// Methodology

Data Collection Methodology

This page documents the technical approach behind our expired domain research database, including data sources, collection frequency, validation processes, and metric definitions.

1. Domain Discovery Pipeline

Our primary discovery mechanism monitors domain registration events across all major registrars via the ICANN Centralized Zone Data Service (CZDS). We process approximately 300,000 zone file changes daily across gTLD and ccTLD zones. Expired domains are identified when they enter the Redemption Grace Period (RGP) or are flagged as Pending Delete.

CZDS Zone Files → Parser → RGP/PendingDelete Filter → Metric Enrichment → Archive DB

2. Metric Sources

Each domain record is enriched with metrics from multiple providers to ensure data integrity and cross-validation:

  • Domain Authority (DA) — Proprietary score (0–100) based on link profile strength, calculated using a machine learning model trained on SERP correlation data.
  • Domain Rating (DR) — Independent authority score measuring the strength of a domain's backlink profile relative to all indexed domains.
  • Spam Score — Probability score (0–100) indicating the likelihood that a domain has been used for spam, based on 27 spam flag signals.
  • Backlink Count — Total number of external links pointing to the domain from unique pages, excluding internal links and nofollow attributes.
  • Referring Domains — Count of unique root domains with at least one dofollow link to the target domain.
  • Domain Age — Years since initial registration, sourced from WHOIS historical records.

3. Historical Trend Data

We maintain annual snapshots of DA, DR, and backlink counts for each domain, starting from 2021 or the domain's first appearance in our system. This enables researchers to track authority decay curves — the rate at which a domain loses authority after content removal or expiration.

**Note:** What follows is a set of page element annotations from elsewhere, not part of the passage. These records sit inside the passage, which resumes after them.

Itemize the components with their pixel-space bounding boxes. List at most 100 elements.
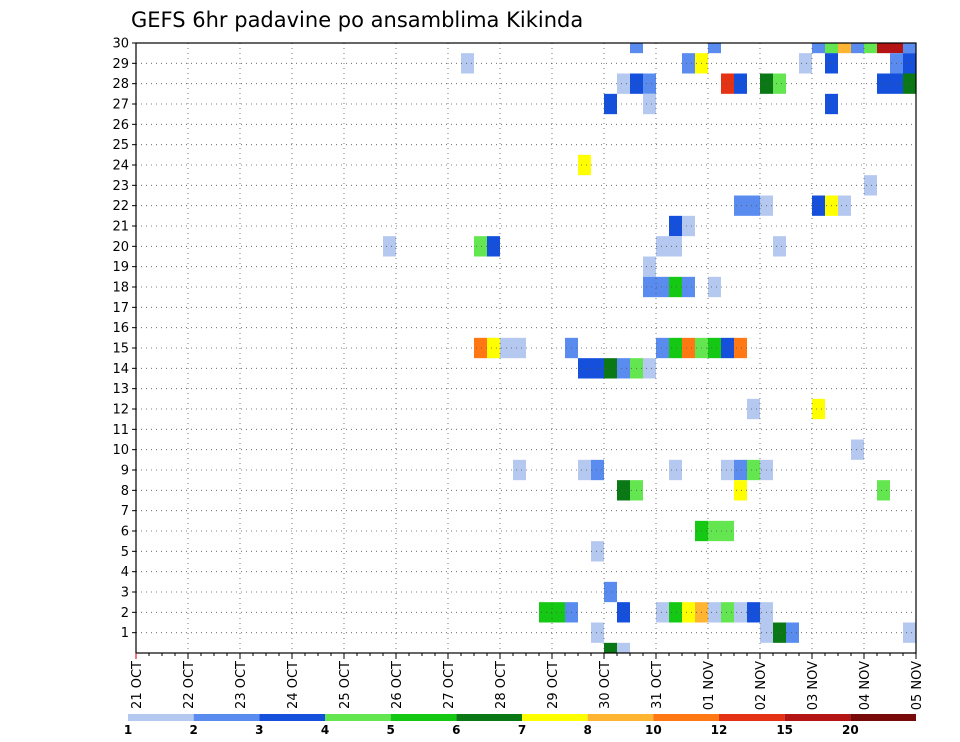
y-tick-label: 20 [112,240,129,255]
heatmap-cell [617,642,630,653]
heatmap-cell [487,337,500,359]
heatmap-cell [591,459,604,481]
heatmap-cell [734,337,747,359]
heatmap-cell [643,93,656,115]
x-tick-label: 21 OCT [130,661,145,709]
heatmap-cell [838,43,851,54]
legend-threshold-label: 8 [583,723,591,737]
legend-swatch [784,714,851,721]
y-tick-label: 12 [112,403,129,418]
y-tick-label: 26 [112,118,129,133]
y-tick-label: 7 [121,504,129,519]
heatmap-cell [708,276,721,298]
heatmap-cell [383,236,396,257]
heatmap-cell [877,480,890,501]
legend-threshold-label: 5 [386,723,394,737]
y-tick-label: 6 [121,525,129,540]
y-tick-label: 18 [112,281,129,296]
legend-threshold-label: 12 [711,723,728,737]
y-tick-label: 4 [121,565,129,580]
legend-swatch [587,714,654,721]
heatmap-cell [747,398,760,420]
y-tick-label: 30 [112,37,129,52]
heatmap-cell [721,73,734,94]
heatmap-cell [734,195,747,216]
heatmap-cell [578,154,591,176]
heatmap-cell [669,459,682,481]
heatmap-cell [721,337,734,359]
legend-swatch [653,714,719,721]
heatmap-cell [708,43,721,54]
x-tick-label: 29 OCT [546,661,561,709]
heatmap-cell [513,337,526,359]
heatmap-cell [669,337,682,359]
heatmap-cell [734,602,747,623]
legend-threshold-label: 7 [518,723,526,737]
heatmap-cell [617,480,630,501]
heatmap-cell [643,358,656,379]
heatmap-cell [877,43,890,54]
x-tick-label: 28 OCT [494,661,509,709]
y-tick-label: 27 [112,98,129,113]
y-tick-label: 2 [121,606,129,621]
heatmap-cell [617,358,630,379]
heatmap-cell [747,195,760,216]
heatmap-cell [708,602,721,623]
legend-swatch [456,714,522,721]
heatmap-cell [578,459,591,481]
heatmap-cell [708,337,721,359]
legend-threshold-label: 2 [189,723,197,737]
heatmap-cell [682,276,695,298]
chart-title: GEFS 6hr padavine po ansamblima Kikinda [131,8,583,32]
heatmap-cell [669,215,682,237]
y-tick-label: 25 [112,138,129,153]
heatmap-cell [734,459,747,481]
legend-swatch [193,714,260,721]
legend-swatch [325,714,391,721]
heatmap-cell [903,622,916,643]
y-tick-label: 5 [121,545,129,560]
y-tick-label: 24 [112,159,129,174]
legend-threshold-label: 6 [452,723,460,737]
color-legend: 1 2 3 4 5 6 7 8 10 12 15 20 [124,714,916,737]
x-tick-label: 26 OCT [390,661,405,709]
heatmap-cell [578,358,591,379]
legend-swatch [719,714,785,721]
x-tick-label: 25 OCT [338,661,353,709]
heatmap-cell [747,602,760,623]
y-tick-label: 19 [112,260,129,275]
heatmap-cell [877,73,890,94]
heatmap-cell [721,459,734,481]
heatmap-cell [747,459,760,481]
heatmap-cell [838,195,851,216]
x-tick-label: 03 NOV [806,661,821,710]
heatmap-cell [864,43,877,54]
heatmap-cell [656,602,669,623]
heatmap-cell [864,175,877,196]
heatmap-cell [682,337,695,359]
x-tick-label: 22 OCT [182,661,197,709]
heatmap-cell [708,520,721,542]
heatmap-cell [721,520,734,542]
heatmap-cell [851,439,864,460]
heatmap-cell [851,43,864,54]
heatmap-cell [461,53,474,74]
x-tick-label: 27 OCT [442,661,457,709]
y-tick-label: 8 [121,484,129,499]
heatmap-cell [474,337,487,359]
heatmap-cell [474,236,487,257]
heatmap-cell [669,276,682,298]
legend-swatch [522,714,588,721]
heatmap-cell [669,236,682,257]
heatmap-cell [682,602,695,623]
heatmap-cell [617,602,630,623]
heatmap-cell [812,195,825,216]
heatmap-cell [656,276,669,298]
x-tick-label: 23 OCT [234,661,249,709]
heatmap-cell [656,236,669,257]
heatmap-cell [786,622,799,643]
y-tick-label: 14 [112,362,129,377]
heatmap-cell [591,358,604,379]
heatmap-cell [721,602,734,623]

4. PBN Footprint Detection

Our PBN detection algorithm analyzes clusters of domains for shared characteristics that indicate coordinated private blog network operation:

  • Shared hosting IP address ranges (Class C blocks)
  • Identical or near-identical WHOIS registrant patterns
  • Reciprocal linking patterns within the cluster
  • Temporal correlation in registration/expiration dates
  • Content similarity fingerprints via SimHash
  • Shared Google Analytics/AdSense identifiers

5. Update Cadence

Zone files are processed daily. Metric enrichment runs weekly on Sundays. Historical snapshots are captured on the first of each month. PBN cluster analysis runs bi-weekly. The full pipeline is orchestrated via a distributed task queue on dedicated infrastructure.

6. Data Validation

Automated validation catches anomalies before records enter the production database:

  • DA/DR values outside 0–100 range are rejected
  • Backlink counts differing >200% from prior snapshot are flagged for manual review
  • Duplicate domain entries are deduplicated by canonical form
  • WHOIS age calculations are cross-referenced against archive.org first-seen dates

7. Limitations

Our data has known limitations. Metric scores from third-party providers may lag actual authority changes by 2–4 weeks. Backlink counts reflect only indexed links and may undercount total link volume. PBN detection produces false positives at approximately a 3% rate based on manual audits. Historical data prior to 2021 is sparse for domains that were not in our initial seed list.